Nichts geschieht ein zweites Mal



Nichts geschieht ein zweites Mal,
auch wenn es uns anders schiene.
Wir kommen untrainiert zur Welt
und sterben ohne Routine.

Und wären wir die dümmsten
Schüler auf ihren Pennen,
wir werden keinen Winter
und Sommer nachsitzen können.

Kein Tag wird sich wiederholen,
keine Nacht, denn sie entrücken,
es gibt nicht zwei gleiche Küsse,
zwei wiederholbare Blicke.

Als jemand deinen Namen
laut nannte bei mir gestern,
war`s mir, als fiel eine Rose
herein durchs offene Fenster.

Heute sind wir zusammen,
ich dreh mich zur Wand.

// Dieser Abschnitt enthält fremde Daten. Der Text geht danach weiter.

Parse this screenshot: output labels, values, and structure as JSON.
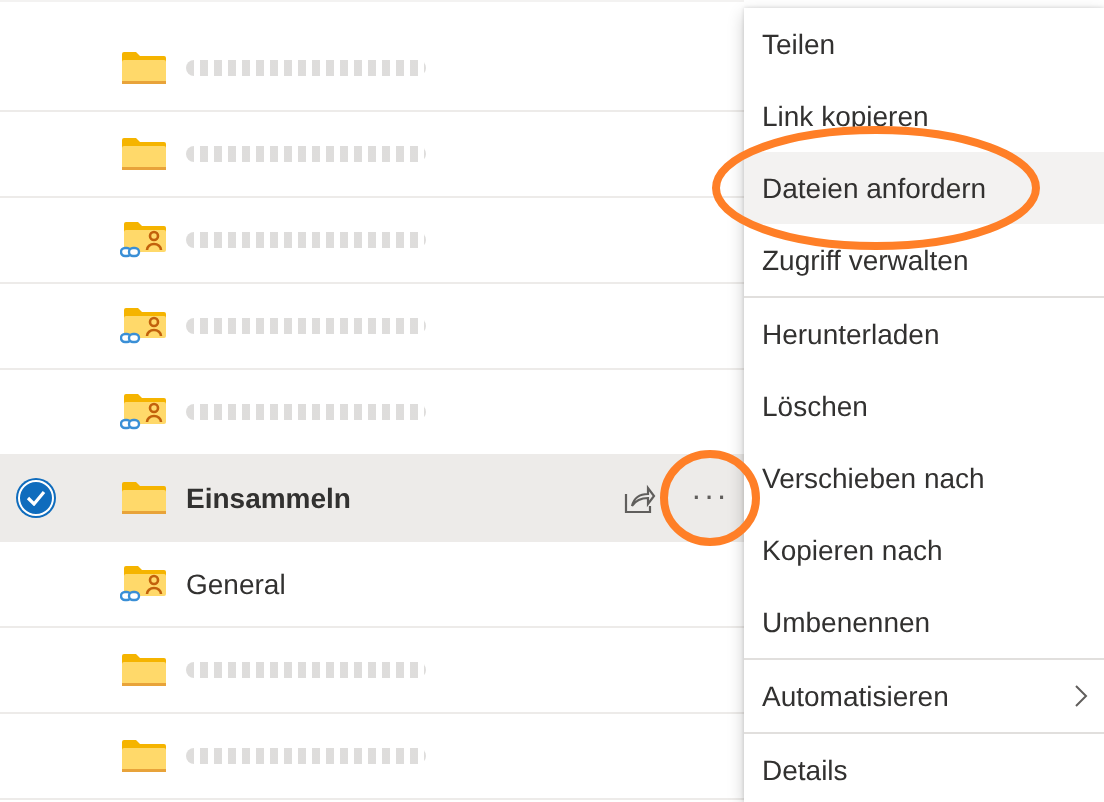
{
  "files": [
    {
      "kind": "folder",
      "selected": false
    },
    {
      "kind": "folder",
      "selected": false
    },
    {
      "kind": "shared-folder",
      "selected": false
    },
    {
      "kind": "shared-folder",
      "selected": false
    },
    {
      "kind": "shared-folder",
      "selected": false
    },
    {
      "kind": "folder",
      "name": "Einsammeln",
      "selected": true
    },
    {
      "kind": "shared-folder",
      "name": "General",
      "selected": false
    },
    {
      "kind": "folder",
      "selected": false
    },
    {
      "kind": "folder",
      "selected": false
    }
  ],
  "row_actions": {
    "more": "···",
    "circled": true
  },
  "context_menu": {
    "groups": [
      [
        {
          "label": "Teilen",
          "highlighted": false
        },
        {
          "label": "Link kopieren",
          "highlighted": false
        },
        {
          "label": "Dateien anfordern",
          "highlighted": true,
          "circled": true
        },
        {
          "label": "Zugriff verwalten",
          "highlighted": false
        }
      ],
      [
        {
          "label": "Herunterladen",
          "highlighted": false
        },
        {
          "label": "Löschen",
          "highlighted": false
        },
        {
          "label": "Verschieben nach",
          "highlighted": false
        },
        {
          "label": "Kopieren nach",
          "highlighted": false
        },
        {
          "label": "Umbenennen",
          "highlighted": false
        }
      ],
      [
        {
          "label": "Automatisieren",
          "highlighted": false,
          "kind": "submenu"
        }
      ],
      [
        {
          "label": "Details",
          "highlighted": false
        }
      ]
    ]
  }
}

Oh, nein!
Rose? Was ist eine Rose?
Ist`s eine Blume? Ein Stein?

Was mischt du dich, böse Stunde,
mit unnützem Angstgestöhn?
Du bist - also gehst du vorüber.
Du vergehst - also ist es schön.

Lächelnd wollen wir eins sein,
wenn wir uns halbwegs umfassen,
obwohl wir uns unterscheiden
wie zwei Tropfen reinen Wassers.


Übersetzung: Karl Dedecius,
aus Wislawa Szymborska
Hundert Gedichte. Hundert Freuden.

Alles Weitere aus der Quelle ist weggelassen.